The Economy Minister of the current administration in Germany, Peter Altmaier, was recently quoted as saying that the government there was ready to begin offering support for regional plug-in electric vehicle battery manufacturing, it has been reported.
The German Economy Minister noted that one of the possibilities on the table was the idea of perhaps exempting the firm’s locally manufactured plug-in electric vehicle (EV and PHEV) batteries from some of the country’s current energy levies.
If such a course of action ends up being pursued, it would represent quite a change of approach by the government of Germany, which to date has not done much to support a transition by the auto manufacturers based in the country to plug-in electric vehicles.
The only real support for the industry to date has been the launch of an incentives program for those purchasing such vehicles — the much more important problem of economically manufacturing such vehicles locally has not yet been touched.
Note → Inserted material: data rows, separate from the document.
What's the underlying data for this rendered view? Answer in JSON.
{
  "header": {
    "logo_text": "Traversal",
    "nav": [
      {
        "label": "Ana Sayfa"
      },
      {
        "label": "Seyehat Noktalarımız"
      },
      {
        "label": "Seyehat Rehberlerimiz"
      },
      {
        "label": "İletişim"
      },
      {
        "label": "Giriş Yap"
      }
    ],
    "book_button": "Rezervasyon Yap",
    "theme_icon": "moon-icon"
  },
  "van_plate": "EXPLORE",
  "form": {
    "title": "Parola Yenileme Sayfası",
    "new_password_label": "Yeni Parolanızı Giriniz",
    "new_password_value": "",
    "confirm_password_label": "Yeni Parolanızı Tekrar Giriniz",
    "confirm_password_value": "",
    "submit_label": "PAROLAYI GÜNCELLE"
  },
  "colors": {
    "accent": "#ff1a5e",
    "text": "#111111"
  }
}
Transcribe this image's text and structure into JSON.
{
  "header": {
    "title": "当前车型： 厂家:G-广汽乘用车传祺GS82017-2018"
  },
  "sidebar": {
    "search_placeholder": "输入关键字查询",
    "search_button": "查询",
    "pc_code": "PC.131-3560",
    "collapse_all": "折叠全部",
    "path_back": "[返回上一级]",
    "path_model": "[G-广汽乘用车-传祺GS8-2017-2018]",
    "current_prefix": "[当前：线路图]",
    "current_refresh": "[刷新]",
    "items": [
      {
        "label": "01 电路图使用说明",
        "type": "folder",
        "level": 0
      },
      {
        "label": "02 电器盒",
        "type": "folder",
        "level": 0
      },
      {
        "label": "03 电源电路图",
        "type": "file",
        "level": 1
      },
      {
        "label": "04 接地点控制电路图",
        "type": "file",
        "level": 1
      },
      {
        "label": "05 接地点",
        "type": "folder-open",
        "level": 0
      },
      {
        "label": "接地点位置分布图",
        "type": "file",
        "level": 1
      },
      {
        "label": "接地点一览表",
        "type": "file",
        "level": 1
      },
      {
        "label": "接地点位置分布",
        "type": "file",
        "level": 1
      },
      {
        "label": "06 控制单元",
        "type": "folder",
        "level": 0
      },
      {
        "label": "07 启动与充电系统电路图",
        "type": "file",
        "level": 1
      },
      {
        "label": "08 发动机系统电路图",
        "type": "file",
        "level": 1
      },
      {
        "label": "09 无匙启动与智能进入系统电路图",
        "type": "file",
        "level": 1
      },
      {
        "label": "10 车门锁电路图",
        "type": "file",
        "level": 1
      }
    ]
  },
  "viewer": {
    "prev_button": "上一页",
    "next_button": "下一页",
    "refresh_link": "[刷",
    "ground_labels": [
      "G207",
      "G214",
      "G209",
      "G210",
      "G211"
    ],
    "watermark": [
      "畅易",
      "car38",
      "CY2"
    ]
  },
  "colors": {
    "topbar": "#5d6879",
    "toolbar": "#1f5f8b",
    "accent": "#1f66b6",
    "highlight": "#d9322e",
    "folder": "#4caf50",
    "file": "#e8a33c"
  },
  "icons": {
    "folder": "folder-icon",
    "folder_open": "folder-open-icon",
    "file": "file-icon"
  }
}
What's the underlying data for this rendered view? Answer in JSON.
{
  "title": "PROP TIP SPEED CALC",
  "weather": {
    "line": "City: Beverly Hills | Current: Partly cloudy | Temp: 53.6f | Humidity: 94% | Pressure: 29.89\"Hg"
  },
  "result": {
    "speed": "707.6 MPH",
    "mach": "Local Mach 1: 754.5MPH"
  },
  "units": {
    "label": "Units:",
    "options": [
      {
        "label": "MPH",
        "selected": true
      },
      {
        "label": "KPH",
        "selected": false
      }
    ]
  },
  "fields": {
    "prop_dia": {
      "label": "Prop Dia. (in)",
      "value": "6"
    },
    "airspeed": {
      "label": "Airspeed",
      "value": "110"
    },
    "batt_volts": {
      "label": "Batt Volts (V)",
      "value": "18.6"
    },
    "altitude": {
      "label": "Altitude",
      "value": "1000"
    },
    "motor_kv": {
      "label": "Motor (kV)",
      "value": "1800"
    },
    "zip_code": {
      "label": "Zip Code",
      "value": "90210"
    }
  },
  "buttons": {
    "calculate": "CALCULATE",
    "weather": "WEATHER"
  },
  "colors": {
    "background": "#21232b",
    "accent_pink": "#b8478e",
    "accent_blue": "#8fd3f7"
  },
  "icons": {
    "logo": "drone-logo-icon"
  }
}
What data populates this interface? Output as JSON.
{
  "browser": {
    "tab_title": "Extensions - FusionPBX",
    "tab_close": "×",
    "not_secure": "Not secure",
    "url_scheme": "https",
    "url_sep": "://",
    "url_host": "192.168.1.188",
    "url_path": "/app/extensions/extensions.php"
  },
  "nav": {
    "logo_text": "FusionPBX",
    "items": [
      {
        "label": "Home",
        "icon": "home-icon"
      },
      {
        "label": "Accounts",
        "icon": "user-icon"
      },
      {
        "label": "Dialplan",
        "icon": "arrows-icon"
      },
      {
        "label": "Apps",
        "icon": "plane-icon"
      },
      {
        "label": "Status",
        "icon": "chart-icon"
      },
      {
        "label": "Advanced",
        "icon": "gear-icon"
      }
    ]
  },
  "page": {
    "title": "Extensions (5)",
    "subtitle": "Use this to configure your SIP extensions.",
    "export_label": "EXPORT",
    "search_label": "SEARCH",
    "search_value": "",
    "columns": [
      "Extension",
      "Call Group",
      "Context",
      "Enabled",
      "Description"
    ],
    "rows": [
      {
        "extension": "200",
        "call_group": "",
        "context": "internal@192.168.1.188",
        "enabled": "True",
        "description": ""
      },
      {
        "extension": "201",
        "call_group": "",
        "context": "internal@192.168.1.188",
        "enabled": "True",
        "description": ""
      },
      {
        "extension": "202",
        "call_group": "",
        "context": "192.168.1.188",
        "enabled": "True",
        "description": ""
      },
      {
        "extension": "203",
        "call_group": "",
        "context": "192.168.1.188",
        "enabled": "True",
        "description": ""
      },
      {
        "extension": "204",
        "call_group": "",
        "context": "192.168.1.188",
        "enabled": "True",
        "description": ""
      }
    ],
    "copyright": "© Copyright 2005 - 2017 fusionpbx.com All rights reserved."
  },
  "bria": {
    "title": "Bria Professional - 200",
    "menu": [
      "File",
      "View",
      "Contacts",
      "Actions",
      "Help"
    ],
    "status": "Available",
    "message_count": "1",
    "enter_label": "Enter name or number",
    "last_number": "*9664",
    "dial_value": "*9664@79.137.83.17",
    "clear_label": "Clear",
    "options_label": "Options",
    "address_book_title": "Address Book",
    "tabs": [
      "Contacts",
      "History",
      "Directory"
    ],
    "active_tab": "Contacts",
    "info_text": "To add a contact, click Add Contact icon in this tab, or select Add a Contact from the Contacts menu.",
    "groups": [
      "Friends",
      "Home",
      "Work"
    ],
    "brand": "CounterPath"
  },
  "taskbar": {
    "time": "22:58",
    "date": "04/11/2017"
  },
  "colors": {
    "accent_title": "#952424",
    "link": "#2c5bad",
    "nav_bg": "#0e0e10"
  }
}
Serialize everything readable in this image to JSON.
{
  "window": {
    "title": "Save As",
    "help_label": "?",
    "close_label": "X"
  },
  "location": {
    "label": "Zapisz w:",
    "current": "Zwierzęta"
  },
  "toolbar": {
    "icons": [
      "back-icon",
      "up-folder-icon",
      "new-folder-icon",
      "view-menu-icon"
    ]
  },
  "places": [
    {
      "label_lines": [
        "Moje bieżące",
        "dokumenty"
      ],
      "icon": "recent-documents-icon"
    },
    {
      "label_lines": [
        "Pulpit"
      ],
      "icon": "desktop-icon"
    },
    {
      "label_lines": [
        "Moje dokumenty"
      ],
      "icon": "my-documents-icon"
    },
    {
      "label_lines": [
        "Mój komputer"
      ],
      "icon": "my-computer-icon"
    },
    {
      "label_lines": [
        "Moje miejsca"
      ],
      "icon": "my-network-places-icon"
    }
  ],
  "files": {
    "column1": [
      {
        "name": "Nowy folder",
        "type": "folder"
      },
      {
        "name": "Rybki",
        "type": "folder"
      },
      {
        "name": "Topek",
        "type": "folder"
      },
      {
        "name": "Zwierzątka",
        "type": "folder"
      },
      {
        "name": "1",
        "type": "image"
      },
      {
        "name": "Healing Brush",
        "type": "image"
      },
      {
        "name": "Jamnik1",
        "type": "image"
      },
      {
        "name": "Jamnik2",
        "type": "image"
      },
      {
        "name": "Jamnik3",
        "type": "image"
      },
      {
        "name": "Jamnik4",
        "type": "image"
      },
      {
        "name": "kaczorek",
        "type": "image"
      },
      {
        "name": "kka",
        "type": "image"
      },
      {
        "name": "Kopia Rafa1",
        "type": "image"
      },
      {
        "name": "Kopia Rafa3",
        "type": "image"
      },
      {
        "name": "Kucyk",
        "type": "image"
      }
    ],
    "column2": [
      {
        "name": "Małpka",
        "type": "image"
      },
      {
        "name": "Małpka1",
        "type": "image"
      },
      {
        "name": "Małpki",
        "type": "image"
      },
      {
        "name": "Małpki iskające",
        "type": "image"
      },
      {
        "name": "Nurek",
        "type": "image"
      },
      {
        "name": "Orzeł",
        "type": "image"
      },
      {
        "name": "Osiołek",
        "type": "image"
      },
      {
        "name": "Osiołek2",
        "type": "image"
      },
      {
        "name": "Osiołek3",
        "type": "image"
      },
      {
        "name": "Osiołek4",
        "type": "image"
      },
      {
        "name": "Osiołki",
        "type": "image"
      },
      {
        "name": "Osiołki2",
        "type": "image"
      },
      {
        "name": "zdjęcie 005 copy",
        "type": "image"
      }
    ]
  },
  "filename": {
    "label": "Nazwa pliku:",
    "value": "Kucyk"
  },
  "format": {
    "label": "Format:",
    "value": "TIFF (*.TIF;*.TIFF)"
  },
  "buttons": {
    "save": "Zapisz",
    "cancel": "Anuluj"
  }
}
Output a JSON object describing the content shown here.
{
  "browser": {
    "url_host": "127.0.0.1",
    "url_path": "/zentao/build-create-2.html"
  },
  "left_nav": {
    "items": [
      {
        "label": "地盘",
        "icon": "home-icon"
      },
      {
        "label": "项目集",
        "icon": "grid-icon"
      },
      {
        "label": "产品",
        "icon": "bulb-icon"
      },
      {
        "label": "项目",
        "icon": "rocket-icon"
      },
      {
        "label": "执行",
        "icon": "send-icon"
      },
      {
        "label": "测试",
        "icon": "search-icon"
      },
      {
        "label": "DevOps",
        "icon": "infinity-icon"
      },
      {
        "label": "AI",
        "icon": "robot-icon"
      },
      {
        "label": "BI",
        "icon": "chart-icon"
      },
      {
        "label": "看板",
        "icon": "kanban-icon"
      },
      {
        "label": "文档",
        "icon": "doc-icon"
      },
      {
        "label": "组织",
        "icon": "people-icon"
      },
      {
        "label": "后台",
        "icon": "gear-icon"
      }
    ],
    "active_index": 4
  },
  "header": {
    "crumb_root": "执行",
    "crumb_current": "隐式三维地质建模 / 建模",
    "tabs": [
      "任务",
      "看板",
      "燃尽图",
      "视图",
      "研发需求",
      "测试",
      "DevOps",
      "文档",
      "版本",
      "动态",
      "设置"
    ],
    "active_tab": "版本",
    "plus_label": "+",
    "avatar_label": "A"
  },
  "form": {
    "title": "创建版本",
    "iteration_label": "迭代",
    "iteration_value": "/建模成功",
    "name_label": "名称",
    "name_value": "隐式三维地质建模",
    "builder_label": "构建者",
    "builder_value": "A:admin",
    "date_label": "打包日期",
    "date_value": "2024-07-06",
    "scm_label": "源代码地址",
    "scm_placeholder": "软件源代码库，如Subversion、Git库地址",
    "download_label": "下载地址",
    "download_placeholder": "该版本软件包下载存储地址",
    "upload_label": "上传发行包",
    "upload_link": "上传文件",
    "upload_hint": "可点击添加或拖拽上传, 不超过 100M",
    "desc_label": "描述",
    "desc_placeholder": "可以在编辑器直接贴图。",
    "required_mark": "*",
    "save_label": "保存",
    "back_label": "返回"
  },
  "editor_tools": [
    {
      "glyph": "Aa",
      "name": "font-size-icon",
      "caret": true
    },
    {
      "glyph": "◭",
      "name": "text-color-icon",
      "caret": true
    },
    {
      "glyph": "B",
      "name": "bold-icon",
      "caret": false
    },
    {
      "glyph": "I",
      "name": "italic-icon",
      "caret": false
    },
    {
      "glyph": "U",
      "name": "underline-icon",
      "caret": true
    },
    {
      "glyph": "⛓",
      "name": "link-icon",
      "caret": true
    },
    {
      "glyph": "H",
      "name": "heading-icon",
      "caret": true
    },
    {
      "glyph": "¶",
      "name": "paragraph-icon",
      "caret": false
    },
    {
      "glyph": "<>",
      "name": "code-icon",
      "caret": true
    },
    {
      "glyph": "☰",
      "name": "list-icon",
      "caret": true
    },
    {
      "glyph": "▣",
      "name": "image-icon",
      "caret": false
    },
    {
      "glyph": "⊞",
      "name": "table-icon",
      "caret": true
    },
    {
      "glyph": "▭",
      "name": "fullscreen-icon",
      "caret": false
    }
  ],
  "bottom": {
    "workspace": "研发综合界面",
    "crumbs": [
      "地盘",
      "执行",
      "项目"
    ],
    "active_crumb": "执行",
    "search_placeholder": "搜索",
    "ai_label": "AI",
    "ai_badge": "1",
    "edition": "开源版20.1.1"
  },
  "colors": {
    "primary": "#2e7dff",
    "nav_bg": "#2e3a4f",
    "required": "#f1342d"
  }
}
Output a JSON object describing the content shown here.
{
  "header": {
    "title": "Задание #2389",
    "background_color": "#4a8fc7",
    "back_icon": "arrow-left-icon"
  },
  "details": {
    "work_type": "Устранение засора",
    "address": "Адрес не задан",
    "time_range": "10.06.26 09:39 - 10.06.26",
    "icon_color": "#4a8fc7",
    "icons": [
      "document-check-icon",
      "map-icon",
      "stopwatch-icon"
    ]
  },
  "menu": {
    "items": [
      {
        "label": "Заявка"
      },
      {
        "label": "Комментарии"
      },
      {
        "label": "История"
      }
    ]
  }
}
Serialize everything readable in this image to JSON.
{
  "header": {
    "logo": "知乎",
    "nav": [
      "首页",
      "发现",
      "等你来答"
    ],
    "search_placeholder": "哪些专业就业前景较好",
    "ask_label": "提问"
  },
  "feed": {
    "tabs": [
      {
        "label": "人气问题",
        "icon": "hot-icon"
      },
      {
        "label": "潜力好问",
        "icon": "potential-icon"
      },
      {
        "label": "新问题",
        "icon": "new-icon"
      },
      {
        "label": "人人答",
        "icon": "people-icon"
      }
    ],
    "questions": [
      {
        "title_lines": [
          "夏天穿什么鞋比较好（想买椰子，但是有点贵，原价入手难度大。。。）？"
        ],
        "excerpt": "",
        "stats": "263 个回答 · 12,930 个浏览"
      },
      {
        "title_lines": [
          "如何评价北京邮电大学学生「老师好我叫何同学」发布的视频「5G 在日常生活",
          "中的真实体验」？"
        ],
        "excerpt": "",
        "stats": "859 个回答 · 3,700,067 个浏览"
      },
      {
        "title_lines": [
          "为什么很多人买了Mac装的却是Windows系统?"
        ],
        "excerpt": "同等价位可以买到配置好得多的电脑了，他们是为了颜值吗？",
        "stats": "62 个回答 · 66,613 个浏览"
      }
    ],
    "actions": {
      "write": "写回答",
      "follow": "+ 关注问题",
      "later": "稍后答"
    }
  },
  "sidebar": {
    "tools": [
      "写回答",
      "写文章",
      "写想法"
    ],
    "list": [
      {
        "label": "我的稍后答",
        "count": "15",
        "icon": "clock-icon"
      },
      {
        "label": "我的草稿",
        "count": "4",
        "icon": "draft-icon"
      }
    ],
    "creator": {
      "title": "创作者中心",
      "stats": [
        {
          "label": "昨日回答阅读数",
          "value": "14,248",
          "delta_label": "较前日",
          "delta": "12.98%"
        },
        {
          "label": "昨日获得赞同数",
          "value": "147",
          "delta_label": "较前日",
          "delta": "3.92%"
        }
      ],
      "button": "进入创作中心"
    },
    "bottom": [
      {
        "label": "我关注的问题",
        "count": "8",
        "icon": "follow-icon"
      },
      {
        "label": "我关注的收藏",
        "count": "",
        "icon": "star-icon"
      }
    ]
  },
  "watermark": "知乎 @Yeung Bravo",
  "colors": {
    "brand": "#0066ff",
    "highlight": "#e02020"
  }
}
That still being the case, “support” (of a sort) for diesel cars has remained strong by the German government despite the effects on public health of such support.
Reuters provides a bit more information on the matter: “Speaking at an industry event, he said the production of batteries for electric cars was not necessarily a matter for carmakers, but the future manufacture of battery cells must be guaranteed. The German government would support that.”
“Altmaier said a possibility might be to exempt the batteries’ energy-intensive production from some electricity charges. He added that decisions must be made soon on electric vehicles and future technology in cars.”
That would likely be an understatement, as the German auto manufacturers seem to be positioning themselves for a large amount of lost market share before too long, due to the continued delay tactics used to avoid entering the sector in a serious way (while still appearing to be doing so, so as to appease investors).